Ícone do site Repórter Nordeste

Abismo fiscal

Paulo Nogueira Batista Jr.- O Globo

Passadas as eleições presidenciais e parlamentares, o grande assunto aqui nos Estados Unidos é o chamado “fiscal cliff” (abismo fiscal), expressão cunhada pelo presidente do Federal Reserve. A metáfora dramática se justifica. A partir de janeiro, entram em vigor diversos aumentos de carga tributária e cortes de despesa que, no seu conjunto, têm o potencial de precipitar um colapso da demanda agregada.

A menos que o Executivo e o Congresso cheguem logo a um acordo para desativar a ameaça, os Estados Unidos correm sério risco de caírem em nova recessão com inevitáveis repercussões sobre o resto do mundo. No momento, trata-se do maior risco externo para a economia brasileira, que já experimenta grandes dificuldades para retomar o crescimento e não precisa de complicações adicionais.

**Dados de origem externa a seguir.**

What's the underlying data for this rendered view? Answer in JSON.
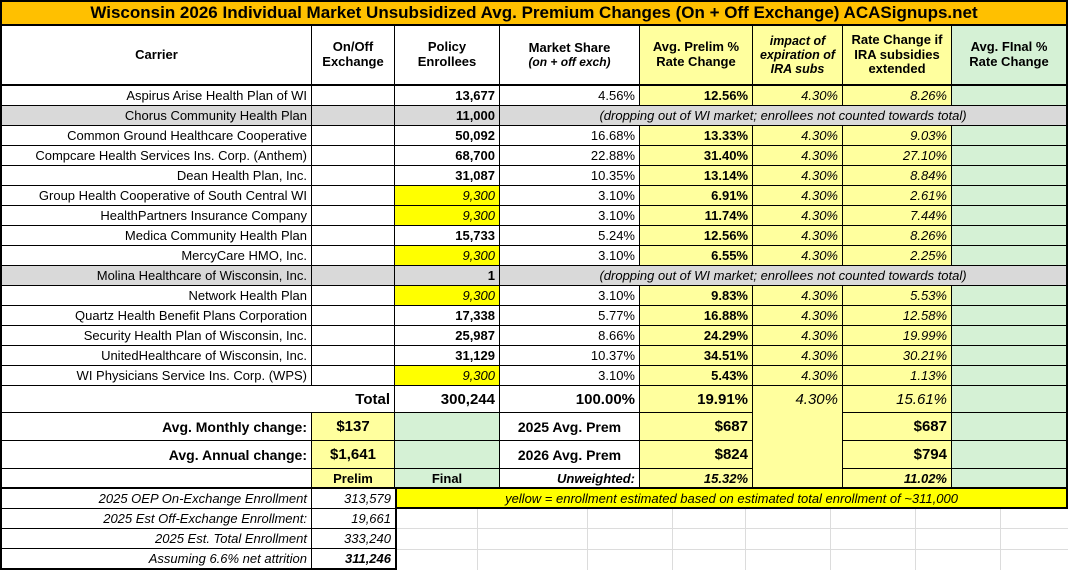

O pano de fundo do abismo fiscal é conhecido: a economia americana vem se recuperando no passado recente, mas de maneira lenta e vacilante. Os níveis de produção crescem pouco e o desemprego continua alto. Nessas condições, uma forte contração fiscal – estimada em mais de US$ 600 bilhões – pode ser desastrosa para os EUA.

Nas circunstâncias, não haveria como compensar efeitos da contração fiscal sobre a atividade econômica e o emprego. Os EUA, como outras economias, já esticaram a política monetária ao seu limite. As taxas de juro estão próximas de zero e a expansão monetária tem pouca ou nenhuma possibilidade de estimular a demanda.

É a célebre “armadilha da liquidez” diagnosticada por Keynes durante a Grande Depressão da década de 1930.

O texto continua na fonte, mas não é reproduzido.